The conclusion does not follow from the premise. Even in an essentially static world, people could still have mutually beneficial exchanges through (positive sum) trade.

I do think evolutionary psychology has a lot to do with our innate systematically biased beliefs. However, I think they come from the (double) Smithian subject of personal vs impersonal exchange.

Lord writes:

The final score may have changed, but the game is still zero-sum from season to season if two or more tribes are competing over those same essential resources, scarce or abundant.

Not when they are perishable.

dilys writes:

When wealth was land and its food products, especially in a non-monetized society, there was a fixed amount, and one raider's gain was another chieftan's loss.

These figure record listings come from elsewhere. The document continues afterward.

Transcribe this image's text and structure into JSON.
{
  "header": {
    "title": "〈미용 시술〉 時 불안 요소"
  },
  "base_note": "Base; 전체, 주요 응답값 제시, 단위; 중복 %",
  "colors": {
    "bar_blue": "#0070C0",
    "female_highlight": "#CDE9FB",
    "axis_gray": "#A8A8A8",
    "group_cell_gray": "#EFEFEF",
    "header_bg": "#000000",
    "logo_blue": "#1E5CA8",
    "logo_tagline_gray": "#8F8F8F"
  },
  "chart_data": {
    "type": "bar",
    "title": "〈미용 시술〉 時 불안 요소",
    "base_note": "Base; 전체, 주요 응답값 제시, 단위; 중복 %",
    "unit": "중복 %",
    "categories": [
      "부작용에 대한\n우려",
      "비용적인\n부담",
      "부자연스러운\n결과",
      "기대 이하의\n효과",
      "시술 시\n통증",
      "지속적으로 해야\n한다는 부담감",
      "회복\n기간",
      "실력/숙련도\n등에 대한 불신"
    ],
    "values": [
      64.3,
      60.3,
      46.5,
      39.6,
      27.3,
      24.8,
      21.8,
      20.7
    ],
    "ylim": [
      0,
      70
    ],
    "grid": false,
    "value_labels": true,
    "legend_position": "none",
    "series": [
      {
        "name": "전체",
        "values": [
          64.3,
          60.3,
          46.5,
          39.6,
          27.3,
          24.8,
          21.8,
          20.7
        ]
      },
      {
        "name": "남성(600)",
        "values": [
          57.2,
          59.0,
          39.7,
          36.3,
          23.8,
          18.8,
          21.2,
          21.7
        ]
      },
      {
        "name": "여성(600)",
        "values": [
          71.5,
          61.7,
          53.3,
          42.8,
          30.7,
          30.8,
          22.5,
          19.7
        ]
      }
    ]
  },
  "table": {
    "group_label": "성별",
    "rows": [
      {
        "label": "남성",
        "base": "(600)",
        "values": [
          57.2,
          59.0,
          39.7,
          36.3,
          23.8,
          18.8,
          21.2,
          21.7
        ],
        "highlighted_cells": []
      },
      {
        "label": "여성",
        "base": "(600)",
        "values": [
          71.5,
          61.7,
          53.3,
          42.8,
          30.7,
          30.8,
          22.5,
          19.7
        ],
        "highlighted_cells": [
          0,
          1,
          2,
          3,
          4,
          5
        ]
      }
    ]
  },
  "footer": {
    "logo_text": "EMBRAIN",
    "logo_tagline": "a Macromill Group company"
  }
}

A smart friend believes this is why usury was deemed bad by some religious systems in such eras, but that now, with the "value-added" potentiality, interest makes sense and is not immoral.

John Pertz writes:

So basically those who do not agree with Rubin are arguing that our ancestors did specialize and trade. The gains from trade and specialization lead to growth and we began to move away from a zero sum world? Does anyone really believe that? Is there really any evidence to show that before the industrial revolution that world gdp growth wasnt meager to static, at best. I agree with Rubin's premise. There may have been some trade amongst early primitives. However, to argue that benefits from this exchange were beneficial to such a degree that our ancestors would be enthusiastic about exchange strikes me as specious.

Ciaran writes:

The benefits of increased division of labor which means that although workers may be hurt in the short run by immigration in the long run the increased division of labor that immigration enables should benefit all. The great Julian Simon pointed out this fact and I think that most economist would agree – short run costs long term benefits. - Floccina

Interesting point. However, part of the advantage of free trade is that such increased divisions of labor can be moved across borders. Instead of bringing Mexicans here (with attached welfare and education costs), to work at slaughterhouses, we can move the slaughterhouses there.

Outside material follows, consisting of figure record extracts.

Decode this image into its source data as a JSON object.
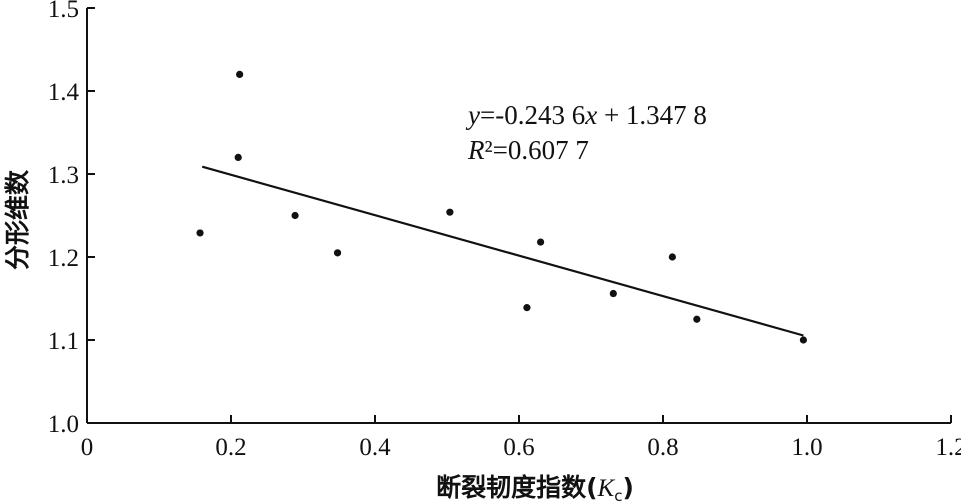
{
  "chart_data": {
    "type": "scatter",
    "xlabel": "断裂韧度指数(Kc)",
    "xlabel_main": "断裂韧度指数(",
    "xlabel_var": "K",
    "xlabel_sub": "c",
    "xlabel_close": ")",
    "ylabel": "分形维数",
    "xlim": [
      0,
      1.2
    ],
    "ylim": [
      1.0,
      1.5
    ],
    "x_ticks": [
      "0",
      "0.2",
      "0.4",
      "0.6",
      "0.8",
      "1.0",
      "1.2"
    ],
    "y_ticks": [
      "1.0",
      "1.1",
      "1.2",
      "1.3",
      "1.4",
      "1.5"
    ],
    "grid": false,
    "legend": "none",
    "points": [
      {
        "x": 0.157,
        "y": 1.229
      },
      {
        "x": 0.212,
        "y": 1.42
      },
      {
        "x": 0.21,
        "y": 1.32
      },
      {
        "x": 0.289,
        "y": 1.25
      },
      {
        "x": 0.348,
        "y": 1.205
      },
      {
        "x": 0.504,
        "y": 1.254
      },
      {
        "x": 0.611,
        "y": 1.139
      },
      {
        "x": 0.63,
        "y": 1.218
      },
      {
        "x": 0.731,
        "y": 1.156
      },
      {
        "x": 0.813,
        "y": 1.2
      },
      {
        "x": 0.847,
        "y": 1.125
      },
      {
        "x": 0.995,
        "y": 1.1
      }
    ],
    "fit": {
      "slope": -0.2436,
      "intercept": 1.3478,
      "x_range": [
        0.16,
        0.995
      ],
      "equation": {
        "y_var": "y",
        "middle": "=-0.243 6",
        "x_var": "x",
        "tail": " + 1.347 8"
      },
      "r2": {
        "var": "R",
        "text": "²=0.607 7"
      }
    }
  }
}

The end result of increased importation of low IQ labor will always be a lower average quality of life for some substantial number (perhaps majority) of people - the people who don't employ them and who compete with them in various ways (for land, employment, etc.)

Mexico, too, would benefit from the need for increased economic investment: it's like the old joke about the guy who left one town for another and increased the IQ of both towns.


As far as land for living goes although we cannot create more land (unless you consider high rise apartment creating land) there is so much available but inaccessible that building roads could be considered creating new land. The following is Tongue in cheek: Is land, land if there in not access to it? end Tongue in cheek.

Obviously true, yet discouraging nonetheless. You need only look at the relevant data points: New York, LA, Phoenix, etc. When you increase the land available (for urban/suburban use) the net result is ALWAYS increased commute times and greater class stratification. The correlation is both strong and positive. Social policies cannot do much to mitigate this fact.

And land isn't the only relevant variable, of course: fuel and water are two rather important ones, and neither is looking good right now. I live in the West, and the creek in my backyard which would normally sing me to sleep at this time of year is as quiet as a church mouse.

As always, the most important thing to note about Rubin's article (or that of anyone who sings the economic benefits of open borders) is that he has NO NUMBERS to back him up. It's never more than demoagoguery from these folks. The data always show the same thing: somewhere between very little beenfit and very high cost.

DARD writes:

RE: M. Secoff's longer comment above. In regards to immigration I think the political class can be labeled "rent seekers" too; I'm thinking of the 2006 election to fill the Duke Cunningham seat near San Diego when the Democrat candidate informed the townhall meeting that you did not have to be a registered voter to help the cause. I can recall other examples of political rent-seeking as well.